R PrabakaranDhruv GoelSandeep KumarM Michael GromihaPublished in: Proteins (2017)
Protein aggregation leads to several burdensome human maladies, but a molecular level understanding of how human proteome has tackled the threat of aggregation is currently lacking. In this work, we survey the human proteome for incidence of aggregation prone regions (APRs), by using sequences of experimentally validated amyloid-fibril forming peptides and via computational predictions. While approximately 30 human proteins are currently known to be amyloidogenic, we found that 260 proteins (∼1% of human proteome) contain at least one experimentally validated amyloid-fibril forming segment. Computer predictions suggest that more than 80% of the human proteins contain at least one potential APR and approximately two-thirds (65%) contain two or more APRs; spanning 3-5% of their sequences. Sequence randomizations show that this apparently high incidence of APRs has been actually significantly reduced by unique amino acid composition and sequence patterning of human proteins. The human proteome has utilized a wide repertoire of sequence-structural optimization strategies, most of them already known, to minimize deleterious consequences due to the presence of APRs while simultaneously taking advantage of their order promoting properties.

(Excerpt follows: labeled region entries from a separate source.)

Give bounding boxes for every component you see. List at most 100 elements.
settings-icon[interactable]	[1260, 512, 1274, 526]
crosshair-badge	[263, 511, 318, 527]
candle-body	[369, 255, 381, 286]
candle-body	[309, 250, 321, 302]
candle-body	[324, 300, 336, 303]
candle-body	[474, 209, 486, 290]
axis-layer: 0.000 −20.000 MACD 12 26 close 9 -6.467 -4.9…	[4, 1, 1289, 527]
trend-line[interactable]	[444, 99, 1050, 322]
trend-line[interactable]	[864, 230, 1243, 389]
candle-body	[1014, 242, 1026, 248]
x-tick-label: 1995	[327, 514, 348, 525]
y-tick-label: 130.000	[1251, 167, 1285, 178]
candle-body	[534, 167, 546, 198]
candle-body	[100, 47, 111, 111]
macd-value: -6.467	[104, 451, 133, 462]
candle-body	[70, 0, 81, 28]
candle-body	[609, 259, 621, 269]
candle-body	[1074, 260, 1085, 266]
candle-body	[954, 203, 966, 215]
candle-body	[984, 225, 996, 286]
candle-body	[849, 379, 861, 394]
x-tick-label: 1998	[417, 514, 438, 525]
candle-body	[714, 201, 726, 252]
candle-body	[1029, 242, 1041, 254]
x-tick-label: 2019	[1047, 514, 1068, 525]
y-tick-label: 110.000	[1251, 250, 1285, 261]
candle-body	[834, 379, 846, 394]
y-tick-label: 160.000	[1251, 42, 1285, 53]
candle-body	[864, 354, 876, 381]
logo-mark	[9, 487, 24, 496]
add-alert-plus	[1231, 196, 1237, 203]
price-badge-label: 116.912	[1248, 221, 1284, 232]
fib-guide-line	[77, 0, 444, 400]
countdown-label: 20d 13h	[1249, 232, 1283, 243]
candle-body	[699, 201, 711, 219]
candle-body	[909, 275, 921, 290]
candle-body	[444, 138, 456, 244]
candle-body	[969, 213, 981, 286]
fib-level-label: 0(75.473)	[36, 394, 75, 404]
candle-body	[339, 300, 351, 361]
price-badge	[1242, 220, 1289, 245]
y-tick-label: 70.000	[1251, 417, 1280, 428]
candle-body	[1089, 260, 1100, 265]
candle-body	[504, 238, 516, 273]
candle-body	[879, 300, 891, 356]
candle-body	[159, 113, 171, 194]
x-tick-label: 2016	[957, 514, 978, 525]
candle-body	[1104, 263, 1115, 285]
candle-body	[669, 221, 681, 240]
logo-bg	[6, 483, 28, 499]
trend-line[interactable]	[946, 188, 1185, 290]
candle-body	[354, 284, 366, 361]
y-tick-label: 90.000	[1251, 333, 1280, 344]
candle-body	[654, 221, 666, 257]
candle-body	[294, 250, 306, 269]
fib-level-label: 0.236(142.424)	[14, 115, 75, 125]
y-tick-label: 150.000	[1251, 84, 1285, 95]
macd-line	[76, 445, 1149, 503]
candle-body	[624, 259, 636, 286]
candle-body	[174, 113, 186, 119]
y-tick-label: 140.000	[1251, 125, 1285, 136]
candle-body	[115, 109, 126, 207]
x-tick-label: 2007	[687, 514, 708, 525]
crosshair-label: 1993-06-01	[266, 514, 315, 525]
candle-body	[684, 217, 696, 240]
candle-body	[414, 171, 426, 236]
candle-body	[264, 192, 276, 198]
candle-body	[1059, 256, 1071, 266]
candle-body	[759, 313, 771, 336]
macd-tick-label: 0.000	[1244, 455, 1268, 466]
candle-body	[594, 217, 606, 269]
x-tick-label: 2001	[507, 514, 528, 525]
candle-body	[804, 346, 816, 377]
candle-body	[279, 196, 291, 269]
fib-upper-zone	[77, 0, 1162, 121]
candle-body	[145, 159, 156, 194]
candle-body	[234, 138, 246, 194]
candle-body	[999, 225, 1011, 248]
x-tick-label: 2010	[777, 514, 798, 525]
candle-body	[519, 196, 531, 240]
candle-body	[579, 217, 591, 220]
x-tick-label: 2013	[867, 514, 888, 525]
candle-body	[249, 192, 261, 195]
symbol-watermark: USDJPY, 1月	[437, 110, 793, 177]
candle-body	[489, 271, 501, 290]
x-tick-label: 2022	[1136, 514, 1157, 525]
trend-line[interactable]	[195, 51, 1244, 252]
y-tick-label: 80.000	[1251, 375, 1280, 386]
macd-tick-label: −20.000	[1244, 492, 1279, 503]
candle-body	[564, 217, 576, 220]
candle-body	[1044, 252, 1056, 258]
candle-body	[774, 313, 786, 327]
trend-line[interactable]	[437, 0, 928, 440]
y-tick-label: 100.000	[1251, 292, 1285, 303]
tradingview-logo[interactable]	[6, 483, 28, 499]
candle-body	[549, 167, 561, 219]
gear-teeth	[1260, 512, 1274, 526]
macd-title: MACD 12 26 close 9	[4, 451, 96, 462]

This survey also found that APRs tend to be located near the active and ligand binding sites in human proteins, but not near the post translational modification sites. The APRs in human proteins are also preferentially found at heterotypic interfaces rather than homotypic ones. Interestingly, this survey reveals that APRs play multiple, often opposing, roles in the human protein sequence-structure-function relationships. Insights gained from this work have several interesting implications towards novel drug discovery and development. Proteins 2017; 85:1099-1118. © 2017 Wiley Periodicals, Inc.